The new Royal Navy Loss List covers about 5,100 warships and fleet auxiliaries lost in Britain's naval service since 1512. It is limited to the Royal Navy's own vessels - not Royal Air Force, Army, Coastguard and merchant vessels which may have had Royal Navy crewmembers. It excludes ships captured by the enemy, lost in the service of other navies or converted to merchant vessels after their naval service.
Created by the Trust in 2011, the list was originally intended to help legal and conservation experts protect Royal Navy wrecks around the globe. Its authors gradually realized that it would be of great interest to the general public and to other historians, and they have now made it accessible to all.
The database is searchable by a ship’s name, class, and tonnage. More specific queries - like vessels lost in French waters over the past 500 years (760) or the number of ships lost on D-Day (416) - are also possible.

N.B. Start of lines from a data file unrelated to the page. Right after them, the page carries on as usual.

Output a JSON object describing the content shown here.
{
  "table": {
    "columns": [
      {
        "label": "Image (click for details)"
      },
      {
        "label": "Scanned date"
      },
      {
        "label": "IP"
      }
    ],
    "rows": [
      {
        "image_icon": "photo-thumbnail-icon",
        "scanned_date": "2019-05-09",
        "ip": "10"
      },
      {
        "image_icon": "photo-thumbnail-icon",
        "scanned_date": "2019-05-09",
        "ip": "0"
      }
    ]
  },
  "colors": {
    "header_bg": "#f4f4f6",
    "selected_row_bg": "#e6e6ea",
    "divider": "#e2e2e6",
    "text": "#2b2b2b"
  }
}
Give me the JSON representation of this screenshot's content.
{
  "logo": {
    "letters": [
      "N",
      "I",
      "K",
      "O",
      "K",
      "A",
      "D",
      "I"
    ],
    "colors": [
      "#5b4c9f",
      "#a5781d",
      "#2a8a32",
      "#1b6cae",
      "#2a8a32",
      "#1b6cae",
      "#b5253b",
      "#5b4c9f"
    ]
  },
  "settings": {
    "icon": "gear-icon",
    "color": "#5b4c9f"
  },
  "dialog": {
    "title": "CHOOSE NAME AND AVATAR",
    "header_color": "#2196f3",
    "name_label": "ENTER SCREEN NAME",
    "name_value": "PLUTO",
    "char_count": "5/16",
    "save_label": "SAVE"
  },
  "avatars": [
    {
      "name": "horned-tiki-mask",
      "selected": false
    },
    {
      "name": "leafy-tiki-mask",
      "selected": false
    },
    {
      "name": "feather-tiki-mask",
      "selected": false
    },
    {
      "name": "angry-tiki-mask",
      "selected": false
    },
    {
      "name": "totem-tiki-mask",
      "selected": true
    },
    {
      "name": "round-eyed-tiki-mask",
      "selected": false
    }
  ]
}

The database draws on official records, reference works, memoirs and eyewitness accounts. Archaeological reports and diver accounts were used to verify information on the survival of vessel remains.
Even then, said Giles Richardson, the Trust's senior archaeologist, the causes of many losses remains a mystery. More than half the ships lost in World War 2 are classified ‘unknown – lost in action’ due to lack of information. Many of these are landing craft and other small vessels lost in major operations, including Dunkirk, Operation Torch and Operation Overlord: official loss reports were only organized months after the fact, and any eyewitnesses had long since moved on to other wartime duties.
“Delving into contemporary accounts reveals craft officially recorded as simply as ‘lost’ on the Normandy beaches suffered a wide variety of fates, including storm damage, mechanical breakdown and collision," said Richardson.
The statistics reveal the effects of changing naval technology. Until the turn of the 20th Century, accidental shipwrecks - not battles - were responsible for the vast majority of losses. That reversed sharply after 1900: conflict accounts for three quarters of all Royal Navy ships sunk since 1900.
Mines destroyed one in every four Royal Navy ships sunk in both of the World Wars, a sign of the effectiveness of simple mine warfare. The impact of air power can be seen in the difference in losses between WWI and WWII: while just three percent of the Royal Navy ships lost in the First World War fell victim to enemy aircraft, air power accounted for nearly one third of all the service's losses in the Second World War.
“The RN Loss List is a vital tool to begin to understand, research and manage these 5,100 wreck sites before they are lost forever,” said the head of the National Museum of the Royal Navy, Professor Dominic Tweddle. “The United Kingdom has a huge, rich and astoundingly diverse underwater heritage from Bronze Age boats to World War 2 wrecks – and it is a heritage which is spread around the globe . . . It is vital that these myriad wrecks are treated as seriously as archaeological sites on land and this fantastic loss list compiled by MAST represents a huge step forward.”